Glenn Greenwald is a former constitutional and civil rights lawyer and a prominent independent journalist, most famous for breaking the Snowden revelations about U.S. government surveillance.
In a recent segment on his show, Greenwald takes U.S. vice president J.D. Vance to task for claiming that U.S. supreme court is subverting the “democratic” will of the U.S. voters to deport all illegal residents from the country (as expressed in the election of Donald Trump to president) by putting up legal barriers to some deportation efforts implemented by the Trump administration. Greenwald rightly points out that Vance’s claim is obviously manipulative. The U.S. system has from the outset, deliberately and explicitly, set up various restrictions on what elected officials can do, and in particular legal challenges to executive policies have always been used, including, of course, by Republicans, to block popular policies.
When presented this way, all of this is the standard grist for the liberal mill. Politicians pretend to be concerned about the anti-majoritarian nature of mechanisms that they like to utilize in their favor when it suits them. “We”, good liberals who stand for civil rights and the rule of law, should be grateful that such mechanisms exist whether or not we support deporting illegal residents. Such mechanisms make sure that government is not despotic and that majorities do not oppress minorities. Specifically, a proper procedure for deporting illegal residents is already in place and is not in any way obstructed by the courts. We should all insist that this procedure is followed whether or not a majority of the voters wish to and thus it is good that the U.S. has anti-majoritarian procedures in place.
However, Greenwald, who is far from being either naive or superficial, does go beyond this. He notes that the U.S. institutional structure was erected by the founders as a republic rather than as a democracy, deliberately (and in fact rather explicitly) so that it secured their privileged situation against a potential majority who might want to deprive them of it. Thus, the anti-majoritarian mechanisms can obviously be used (and presumably Greenwald would say “are used”) not to block oppression but to allow oppression to continue.
But then this important historical-theoretical point fundamentally undermines the rosy liberal picture. If we get oppression (or potential oppression) both with and without anti-majoritarian mechanisms, then the argument for anti-majoritarian mechanisms, as a safeguard against oppression, is invalid. The question becomes whether on balance anti-majoritarian mechanisms tend to generate more less oppression? Greenwald does not address this normative question and rather stops after making a positive analysis. This of course allows any of his viewers who subscribe to the standard liberal dogma (and indeed many who do not see themselves as liberal, but possess an elitist mindset) to understand his position as justifying the anti-majoritarian structure (maybe after suppressing the shock of the unsavory historical origins of this structure).
To me it seems that someone with Greenwald’s democratic sensibilities should clearly see that anti-majoritarian mechanisms must be overall a tool of oppression. Unless one believes that some minority is more trustworthy in its prudence and virtue, or that the status quo is somehow inherently benign and should be privileged, then allowing any minority to either set policy or to block policy changes, can be expected to lead to the oppression of the majority by that minority. There is no trade-off between democracy and oppression but rather, while oppression is always a possibility no matter what system is in place, the probability of oppression is minimized by democracy – which is exactly why democracy is desirable.

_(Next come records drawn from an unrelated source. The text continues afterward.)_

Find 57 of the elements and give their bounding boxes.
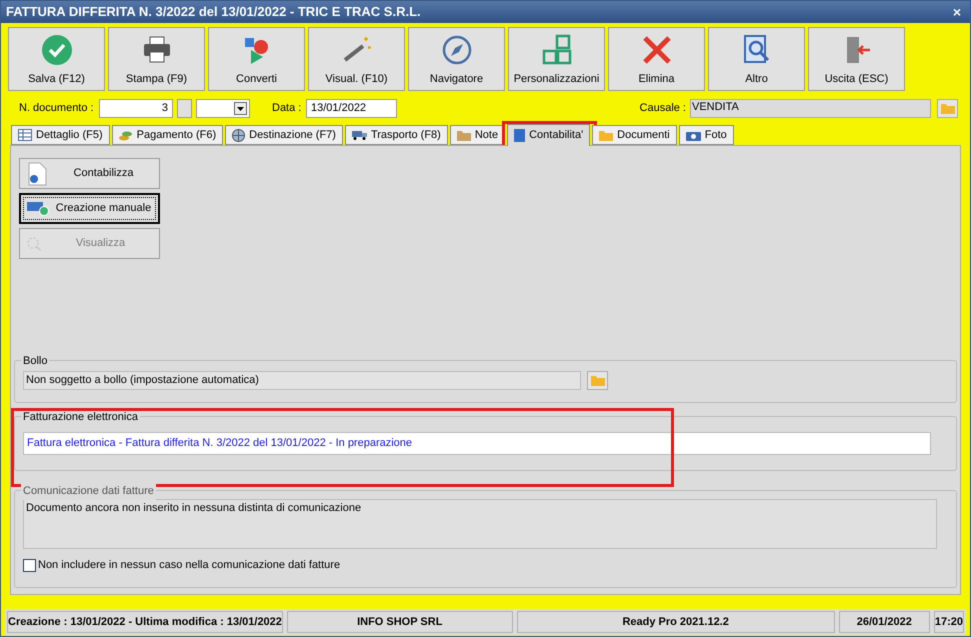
table-icon <box>18 129 32 141</box>
toolbar-button[interactable]: Salva (F12) <box>8 27 105 91</box>
toolbar-button[interactable]: Uscita (ESC) <box>808 27 905 91</box>
date-field[interactable]: 13/01/2022 <box>306 98 397 118</box>
toolbar-button[interactable]: Visual. (F10) <box>308 27 405 91</box>
toolbar-button[interactable]: Stampa (F9) <box>108 27 205 91</box>
causale-field[interactable]: VENDITA <box>690 98 931 118</box>
browse-button[interactable] <box>937 98 958 118</box>
folder-icon <box>599 130 614 140</box>
status-cell: Ready Pro 2021.12.2 <box>516 611 835 633</box>
toolbar-button[interactable]: Navigatore <box>408 27 505 91</box>
action-button[interactable]: Contabilizza <box>19 158 160 189</box>
bollo-field[interactable]: Non soggetto a bollo (impostazione automatica) <box>23 371 581 390</box>
browse-button[interactable] <box>587 371 608 390</box>
field-label: Data : <box>272 100 302 116</box>
magnifier-icon <box>26 236 42 252</box>
status-cell: Creazione : 13/01/2022 - Ultima modifica : 13/01/2022 <box>7 611 283 633</box>
toolbar-button[interactable]: Elimina <box>608 27 705 91</box>
checkbox-label: Non includere in nessun caso nella comunicazione dati fatture <box>38 558 340 573</box>
toolbar-button[interactable]: Personalizzazioni <box>508 27 605 91</box>
tab[interactable]: Pagamento (F6) <box>112 125 224 145</box>
field-label: N. documento : <box>19 100 95 116</box>
close-button[interactable]: × <box>948 5 965 19</box>
folder-icon <box>590 375 604 386</box>
series-dropdown[interactable] <box>196 98 250 118</box>
blocks-icon <box>540 34 572 66</box>
card-add-icon <box>27 202 49 216</box>
action-button[interactable]: Creazione manuale <box>19 193 160 224</box>
delete-icon <box>640 34 672 66</box>
book-icon <box>514 129 526 142</box>
tab[interactable]: Foto <box>678 125 734 145</box>
truck-icon <box>352 130 367 140</box>
group-title: Comunicazione dati fatture <box>21 483 156 500</box>
tab[interactable]: Dettaglio (F5) <box>11 125 110 145</box>
status-cell: INFO SHOP SRL <box>286 611 513 633</box>
tab[interactable]: Trasporto (F8) <box>344 125 448 145</box>
globe-icon <box>232 128 246 142</box>
tab[interactable]: Contabilita' <box>507 124 590 146</box>
communication-status-field: Documento ancora non inserito in nessuna distinta di comunicazione <box>23 499 937 549</box>
folder-icon <box>456 130 471 140</box>
checkbox[interactable] <box>23 558 36 572</box>
window-title: FATTURA DIFFERITA N. 3/2022 del 13/01/2022 - TRIC E TRAC S.R.L. <box>6 3 421 22</box>
field-label: Causale : <box>640 100 686 116</box>
tab[interactable]: Destinazione (F7) <box>225 125 343 145</box>
spin-button[interactable] <box>177 98 192 118</box>
tab[interactable]: Documenti <box>592 125 677 145</box>
toolbar-button[interactable]: Altro <box>708 27 805 91</box>
camera-icon <box>686 130 701 140</box>
coins-icon <box>118 129 133 141</box>
e-invoice-status-field[interactable]: Fattura elettronica - Fattura differita N. 3/2022 del 13/01/2022 - In preparazione <box>23 432 931 455</box>
toolbar-button[interactable]: Converti <box>208 27 305 91</box>
status-cell: 26/01/2022 <box>838 611 930 633</box>
compass-icon <box>440 34 472 66</box>
folder-icon <box>940 102 954 114</box>
status-cell: 17:20 <box>934 611 964 633</box>
document-number-field[interactable]: 3 <box>99 98 173 118</box>
check-icon <box>40 34 72 66</box>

Beyond the issue above there are additional important points that Greenwald glosses over, or about which he adopts erroneous positions, when he implicitly grants that (1) the election of Trump implies an endorsement of the actions of the Trump administration regarding illegal residents and that (2) in a democratic system such an endorsement should be translated into policy. The first point, the equivalence between voting for a candidate and supporting any particular action by that candidate’s administration, especially if that action can be construed as being part of an important plank of the candidate’s platform, is part of the mythology of electoralism. However, such an equivalence is completely unfounded. For example, it is highly doubtful that a majority of Americans would support a deportation procedure, such as the one pursued by the Trump administration, through which they could easily find themselves, or their family or friends, who are fully legal residents of the U.S., rounded up without recourse, deported, and thrown into a dungeon for the rest of their lives.
More fundamentally, the notion that following popular opinion when choosing between a set of given options on a particular matter is “democratic” is baseless. The standard objections to this notion invoke rational ignorance. However, much more important is the fact that if the decision making situation and the options between which the public is allowed to choose are set by powerful elites then the decision made by the public might very well lack any significance and in no meaningful way reflect the public’s values or interests. A specific decision cannot be disconnected from the system which created the decision making situation and be declared democratic simply because under the circumstances a majority for a particular option was generated. A democratic system is one which is designed to express the values and interests of the public. In the context of an oligarchical system, any specific decision cannot be democratic, no matter how popular it is.

I am happy to say that I agree with your entire argument. Anti-majoritarian policy, such as super-majority requirements, built into the US constitution, were placed there to shield the wealthy minority. The reverence for the constitution has fostered many of the poor arguments in its defense and spread its use to even the smallest organizations.